Yu Xuexin, Lian Baofeng, Wang Lihong, Zhang Yan, Dai Enyu, Meng Fanlin, Liu Dianming, Wang Shuyuan, Liu Xinyi, Wang Jing, Li Xia, Jiang Wei
College of Bioinformatics Science and Technology, Harbin Medical University, China.
Mol Biosyst. 2014 Jul 29;10(9):2270-6. doi: 10.1039/c4mb00258j.

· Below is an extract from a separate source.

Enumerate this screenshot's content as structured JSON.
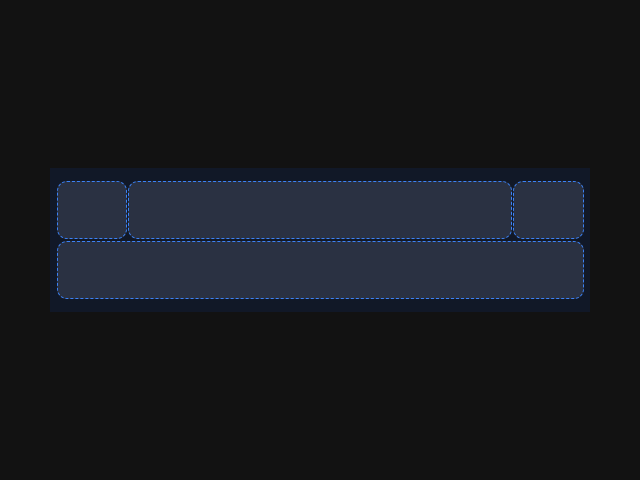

Although several studies have investigated the essential roles of inflammation in tumor progression, not many have systematically analyzed gene expression patterns across diverse cancers in the context of inflammation. In this study, in order to better understand the inflammatory scenario, we initially constructed the inflammatory timeline (IT) based on two gene expression profiles during inflammatory progression (inflammatory bowel disease and Helicobacter pylori infection). Then, we separately identified the differentially expressed genes (DEGs) from 25 cancer-related microarray data. By comparing the distributions of DEGs in the IT, we identified three novel pan-cancer gene expression patterns. In the first pattern, the up-regulated genes in cancers were over-expressed in the early phase of inflammation, while the down-regulated genes were over-expressed in the late phase of inflammation. The second pattern was the opposite of the first one. The third pattern appeared to be transitional between the first and second patterns. We found that some cancers with different tissue origins have similar gene expression patterns. Finally, we identified two sets of tissue-independent inflammatory signatures that were over-expressed in early and late phases of inflammation, respectively. The dominant biological processes of early inflammatory signatures were cell proliferation, DNA replication, and DNA repair, whereas the late inflammatory signatures were reflective of innate immune response, neutrophil migration, and antigen processing. These inflammatory signatures may be useful to predict gene expression patterns in human cancers. Therefore, the pan-cancer analysis of gene expression patterns in the context of inflammation provides a novel insight into cancers and an unprecedented opportunity to develop new therapies.
尽管有多项研究探讨了炎症在肿瘤进展中的重要作用,但在炎症背景下系统分析多种癌症基因表达模式的研究并不多。在本研究中,为了更好地了解炎症情况,我们首先基于炎症进展过程中的两个基因表达谱(炎症性肠病和幽门螺杆菌感染)构建了炎症时间线(IT)。然后,我们从25个癌症相关的微阵列数据中分别鉴定出差异表达基因(DEG)。通过比较DEG在IT中的分布,我们确定了三种新的泛癌基因表达模式。在第一种模式中,癌症中上调的基因在炎症早期过度表达,而下调的基因在炎症晚期过度表达。第二种模式与第一种相反。第三种模式似乎是第一种和第二种模式之间的过渡。我们发现一些组织来源不同的癌症具有相似的基因表达模式。最后,我们确定了两组与组织无关的炎症特征,它们分别在炎症的早期和晚期过度表达。早期炎症特征的主要生物学过程是细胞增殖、DNA复制和DNA修复,而晚期炎症特征反映了先天免疫反应、中性粒细胞迁移和抗原加工。这些炎症特征可能有助于预测人类癌症中的基因表达模式。因此,在炎症背景下对基因表达模式进行泛癌分析为癌症研究提供了新的见解,并为开发新疗法提供了前所未有的机会。